I read her email over and over and I cannot tell you how I shook and felt the tears damming up but simply could not cry. She had told me about different remedies for grief, but it is not easy to pinpoint, she had consented, grief is complex and so individual. It will take time, she had said. (Of course, all things take time, don’t they?) As I sat and listened to her I kept wondering, there cannot be a cure for grief.
But now, I have to try to cure it, even if it sounds impossible. Because what cuts me cuts my sweet little precious daughter as well. I understand now her fitful nights, her yelling in her sleep. Those were my symptoms she was manifesting. R had told me I had been grinding my teeth, and whimpering in my sleep. If I am not having peaceful nights, how could she, who sleeps right next to me, and sucks my milk, and therefore drinks in everything, all good and undesirable?
It made me shudder, to think all that flowed through me, tangible or not, goes to my little daughter. That includes grief and its symptoms. Yet all along she had been our joy-on-two-legs, toddling around with a big fat grin on her face. And it is too late now, she has experienced grief, even if diluted. My poor child, no wonder her nose kept running and she keeps coughing. And the real patient is her mother.

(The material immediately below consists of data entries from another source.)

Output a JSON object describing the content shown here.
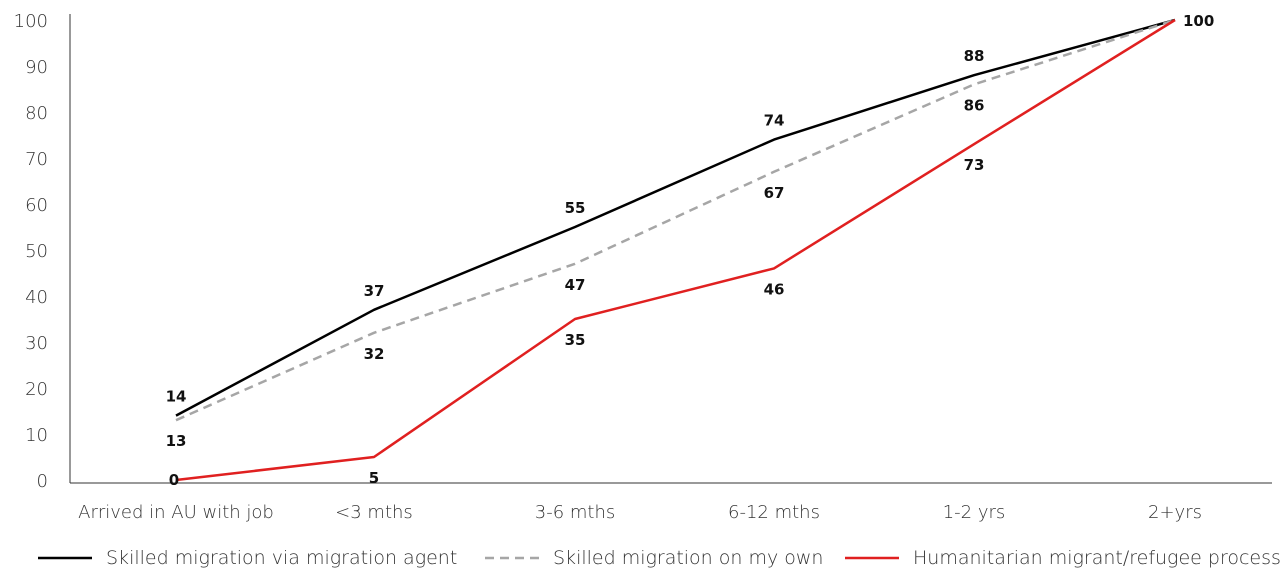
{
  "chart_data": {
    "type": "line",
    "categories": [
      "Arrived in AU with job",
      "<3 mths",
      "3-6 mths",
      "6-12 mths",
      "1-2 yrs",
      "2+yrs"
    ],
    "ylim": [
      0,
      100
    ],
    "yticks": [
      0,
      10,
      20,
      30,
      40,
      50,
      60,
      70,
      80,
      90,
      100
    ],
    "grid": false,
    "legend_position": "bottom",
    "series": [
      {
        "name": "Skilled migration via migration agent",
        "values": [
          14,
          37,
          55,
          74,
          88,
          100
        ],
        "color": "#000000",
        "style": "solid",
        "label_position": "above"
      },
      {
        "name": "Skilled migration on my own",
        "values": [
          13,
          32,
          47,
          67,
          86,
          100
        ],
        "color": "#a6a6a6",
        "style": "dashed",
        "label_position": "below"
      },
      {
        "name": "Humanitarian migrant/refugee process",
        "values": [
          0,
          5,
          35,
          46,
          73,
          100
        ],
        "color": "#e02020",
        "style": "solid",
        "label_position": "below"
      }
    ]
  }
}
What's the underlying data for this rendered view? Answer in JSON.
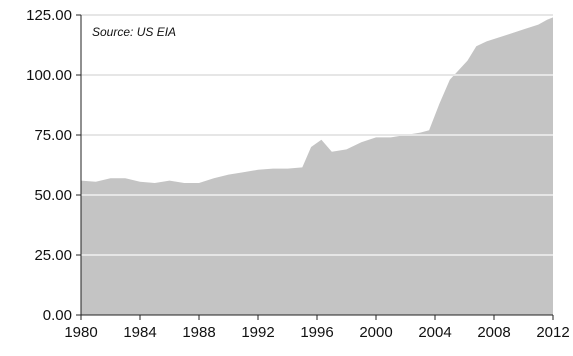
{
  "chart_data": {
    "type": "area",
    "title": "",
    "xlabel": "",
    "ylabel": "",
    "annotation": "Source: US EIA",
    "xlim": [
      1980,
      2012
    ],
    "ylim": [
      0,
      125
    ],
    "x_ticks": [
      "1980",
      "1984",
      "1988",
      "1992",
      "1996",
      "2000",
      "2004",
      "2008",
      "2012"
    ],
    "y_ticks": [
      "125.00",
      "100.00",
      "75.00",
      "50.00",
      "25.00",
      "0.00"
    ],
    "grid": "horizontal",
    "legend": "none",
    "series": [
      {
        "color": "#c4c4c4",
        "x": [
          1980,
          1981,
          1982,
          1983,
          1984,
          1985,
          1986,
          1987,
          1988,
          1989,
          1990,
          1991,
          1992,
          1993,
          1994,
          1995,
          1995.6,
          1996.3,
          1997,
          1998,
          1999,
          2000,
          2001,
          2002,
          2003,
          2003.6,
          2004.3,
          2005,
          2005.6,
          2006.2,
          2006.8,
          2007.5,
          2008,
          2009,
          2010,
          2011,
          2011.6,
          2012
        ],
        "values": [
          56,
          55.5,
          57,
          57,
          55.5,
          55,
          56,
          55,
          55,
          57,
          58.5,
          59.5,
          60.5,
          61,
          61,
          61.5,
          70,
          73,
          68,
          69,
          72,
          74,
          74,
          75,
          76,
          77,
          88,
          98,
          102,
          106,
          112,
          114,
          115,
          117,
          119,
          121,
          123,
          124
        ]
      }
    ]
  }
}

I do not refuse cure, I just need to believe in it. Some say you don’t need to believe it for it to work, that’s how skeptics dissolve into believers. I don’t know. I wish to believe. But most importantly now, I know that I am the patient, not the sweet baby with her runny nose. I can’t believe this, it is so wrong and sick on some levels, but it also drives home the realization of how closely connected we all are. I love her dearly, so I gladly step up to the table. My name has been called, I am the patient.